NIKITA TERYOSHiN

Photographer

  • 03.12.86 in Leningrad

  • aufgewachsen in St. Petersburg & Dortmund

  • lebt in Berlin, Deutschland

  • Deutsch / Englisch / Russisch

  • Bachelor of Arts in Fotografie an der Fachhochschule Dortmund

  • Mitglied im Burn my Eye Collective

  • Vertreten durch ARTCO Gallery

  • Dozent an der Ostkreuzschule für Fotografie in Berlin seit 2024

  • Mitglied bei Fotobus e.V.

  • Mitglied bei Freelens e.V.

  • Gründer von pupupublishing

In Berlin lebend, wurde Nikita Teryoshin (*1986) in Leningrad, UdSSR geboren. Im Alter von 13 Jahren zog seine Familie nach Dortmund, Deutschland, wo er später einen Bachelor of Arts in Fotografie erwarb.
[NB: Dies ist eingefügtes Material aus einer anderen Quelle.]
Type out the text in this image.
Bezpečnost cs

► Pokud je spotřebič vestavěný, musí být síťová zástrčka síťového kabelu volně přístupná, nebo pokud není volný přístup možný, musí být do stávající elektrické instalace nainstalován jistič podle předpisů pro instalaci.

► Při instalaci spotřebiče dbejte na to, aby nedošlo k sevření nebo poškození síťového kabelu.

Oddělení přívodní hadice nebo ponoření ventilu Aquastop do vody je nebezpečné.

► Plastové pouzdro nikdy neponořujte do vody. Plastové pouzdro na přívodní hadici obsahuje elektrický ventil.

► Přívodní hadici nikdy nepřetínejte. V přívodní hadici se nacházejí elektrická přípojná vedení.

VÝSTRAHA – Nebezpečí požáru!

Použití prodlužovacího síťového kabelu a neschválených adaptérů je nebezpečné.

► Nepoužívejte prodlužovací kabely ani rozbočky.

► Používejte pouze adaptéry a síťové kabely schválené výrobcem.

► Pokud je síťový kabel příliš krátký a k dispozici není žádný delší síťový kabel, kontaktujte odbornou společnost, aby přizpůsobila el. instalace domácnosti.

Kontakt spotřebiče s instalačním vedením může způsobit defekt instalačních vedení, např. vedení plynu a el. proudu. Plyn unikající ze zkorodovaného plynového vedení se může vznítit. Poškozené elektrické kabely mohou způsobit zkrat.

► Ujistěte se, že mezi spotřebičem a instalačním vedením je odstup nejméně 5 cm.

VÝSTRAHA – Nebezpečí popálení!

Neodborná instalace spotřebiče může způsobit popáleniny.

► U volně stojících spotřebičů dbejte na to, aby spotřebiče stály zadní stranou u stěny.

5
Sein Vater, Vladimir Teryoshin, war Maler und Bühnenbildner am Theater und Fernsehen. Die Besuche bei seinem Vater am Arbeitsplatz, vollgestopft mit Requisiten und geheimnisvollen Dingen, hinterließen bei Nikita einen bleibenden Eindruck.

Seitdem interessiert er sich für die „Backstages“, die von Medien, Industrie oder Politik geschaffen werden. Auch die fotografische Auseinandersetzung mit dem Verhältnis von Mensch und Tier spielt eine große Rolle in seiner Arbeit.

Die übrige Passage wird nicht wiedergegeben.